(NT : Le Kun est une créature mythologique chinoise ressemblant à un gigantesque poisson qui peut se transformer en oiseau nommé Péng)
La carriole était d’une taille impressionnante, si grande qu’on aurait même pu y ajouter un autre lit sans difficulté. Liu Xian’an n’avait jamais vu un véhicule aussi vaste. Lorsqu’il monta pour l’examiner, il constata qu’elle était certes vieille, mais que sous cette vétusté transparaissait un effort sincère pour lui redonner un semblant de jeunesse. Il était évident que Maître Shi avait fait tout son possible avec les ressources limitées dont il disposait.
A Ning arriva, portant des bagages dans ses bras : « Pourquoi le jeune maître sourit-il ? »
Liu Xian’an ne souriait pas pour une raison précise. C’était simplement que cette carriole lui faisait penser que Son Altesse Xiao Wang chérissait aussi cette amitié. De fil en aiguille, cela lui rappela les descriptions de l’amitié par les poètes, comme : « Combien de fois peut-on rire de bon cœur dans une vie ? Lorsqu’on se rencontre autour d’un bon vin, il faut boire jusqu’à l’ivresse. » (NT : inspiré de ‘Nuit festive avec les magistrats à l'auberge de Liangzhou’, un poème de Cen Shen de la dynastie Tang)
Ou encore : « Lorsque nous nous retrouvons, portons un toast à notre bravoure et attachons nos chevaux sous les saules près du grand pavillon. » (NT : inspiré du premier poème des « Quatre poèmes pour la jeunesse » de Wang Wei de la dynastie Tang, qui glorifient l'idéal chevaleresque des jeunes hommes )
Ces vers dépeignaient des sentiments et des paysages à la fois magnifiques et empreints de chevalerie, ce qui adoucissait le regret de ne pas avoir pu dire adieu correctement. Confortablement installé dans la carriole, Liu Xian’an réfléchit à où il pourrait acheter un bon vin à Baihe, afin d’en faire un festin de retrouvailles.
Le temps de préparer la carriole et les chevaux allait être un peu long. S’ennuyant, Liu Xian’an décida d’emmener A Ning rendre visite à Xiao Taohua. Elle allait déjà beaucoup mieux et était assise dans la cour sous le soleil, aidant sa mère à démêler des fils de soie. Lorsqu’elle aperçut Liu Xian’an, elle jeta immédiatement son panier et se leva d’un bond : «Maître divin Liu ! »
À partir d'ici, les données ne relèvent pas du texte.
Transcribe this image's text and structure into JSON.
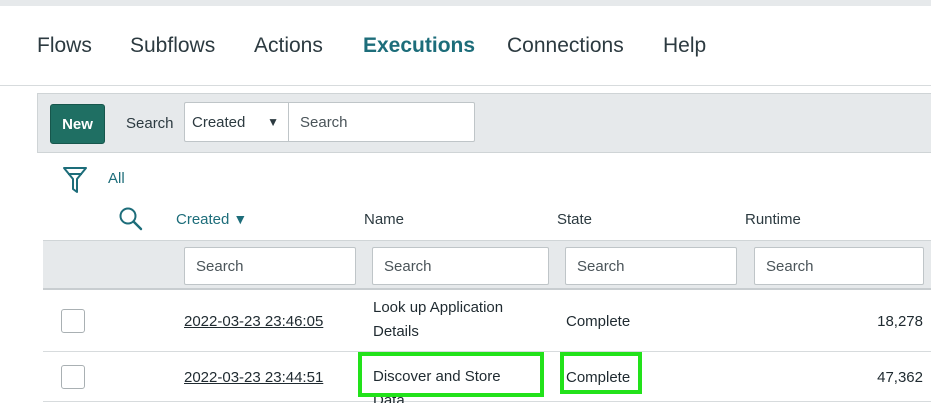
{
  "nav": {
    "items": [
      "Flows",
      "Subflows",
      "Actions",
      "Executions",
      "Connections",
      "Help"
    ],
    "active": "Executions"
  },
  "toolbar": {
    "new_label": "New",
    "search_label": "Search",
    "search_field": "Created",
    "search_placeholder": "Search"
  },
  "filter": {
    "label": "All"
  },
  "table": {
    "columns": [
      "Created",
      "Name",
      "State",
      "Runtime"
    ],
    "sorted_column": "Created",
    "sort_arrow": "▼",
    "column_search_placeholder": "Search",
    "rows": [
      {
        "created": "2022-03-23 23:46:05",
        "name": "Look up Application Details",
        "state": "Complete",
        "runtime": "18,278"
      },
      {
        "created": "2022-03-23 23:44:51",
        "name": "Discover and Store Data",
        "state": "Complete",
        "runtime": "47,362"
      }
    ]
  },
  "colors": {
    "accent": "#1d6d7a",
    "new_button": "#1f6f63",
    "highlight": "#22e21a"
  },
  "icons": [
    "funnel-icon",
    "magnifier-icon",
    "caret-down-icon"
  ]
}
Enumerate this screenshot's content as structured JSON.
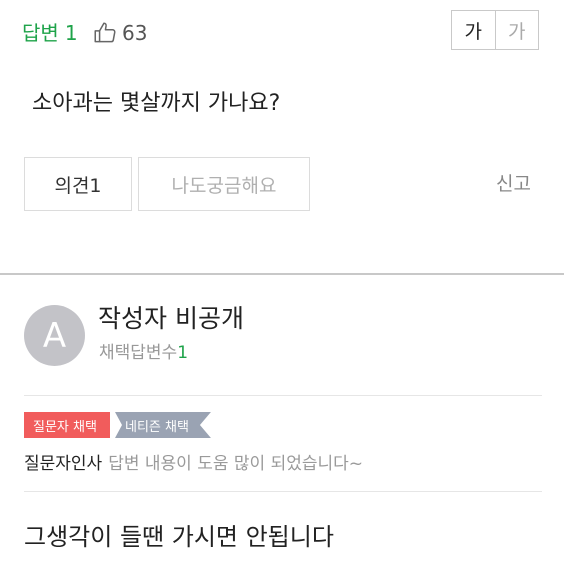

Les fils de soie que sa mère venait de ranger soigneusement s’emmêlèrent à nouveau. Celle-ci la réprimanda en riant avant de se hâter vers la cuisine pour préparer du thé et du poulet rôti, affirmant que ce dernier venait tout juste d’être braisé.
Les gardes du manoir de Xiao Wang, qui suivaient discrètement à distance, ne purent s’empêcher de sourire en voyant Xiao Taohua s’accrocher uniquement à Liu Xian’an. Leurs yeux ronds se plissèrent en croissants de lune alors qu’ils plaisantaient entre eux : heureusement que le deuxième jeune maître Liu n’aimait pas trop sortir, car si jamais il se mettait à parcourir le monde, élégant et insouciant à cheval, que ce soit une fillette de quatre ans ou une tante de quarante ans, aucune ne pourrait lui résister. Où les autres hommes auraient-ils encore une chance ?
Mais en réalité, Xiao Taohua n’était pas intéressée par l’idée d’épouser un bel homme. Elle était en train de bavarder avec enthousiasme à propos de la médecine.
« Tu veux devenir médecin plus tard ? C’est une très bonne chose. » A Ning lui sourit. «L’Académie médicale de Baihe a une succursale à Chang’an. Dans trois mois, une sélection sera organisée, rassemblant des jeunes de ton âge. Si tu t’inscris, tu auras une chance d’être choisie. Mais apprendre la médecine demande beaucoup de sacrifices. »
« Je n’ai pas peur de la difficulté. » répondit Xiao Taohua avec assurance. « Je veux juste être comme Maître Liu et Frère A Ning, soigner les gens et sauver des vies. »
Liu Xian’an se dit qu’il n’était pas vraiment médecin, encore moins un « maître divin », mais il ne la corrigea pas, par pure paresse. Après tout, les titres n’étaient que des illusions vides de sens. Que ce soit « médecin divin sauvant le monde » ou « démon sanguinaire avide de massacre », peu importe comment on l’appelait.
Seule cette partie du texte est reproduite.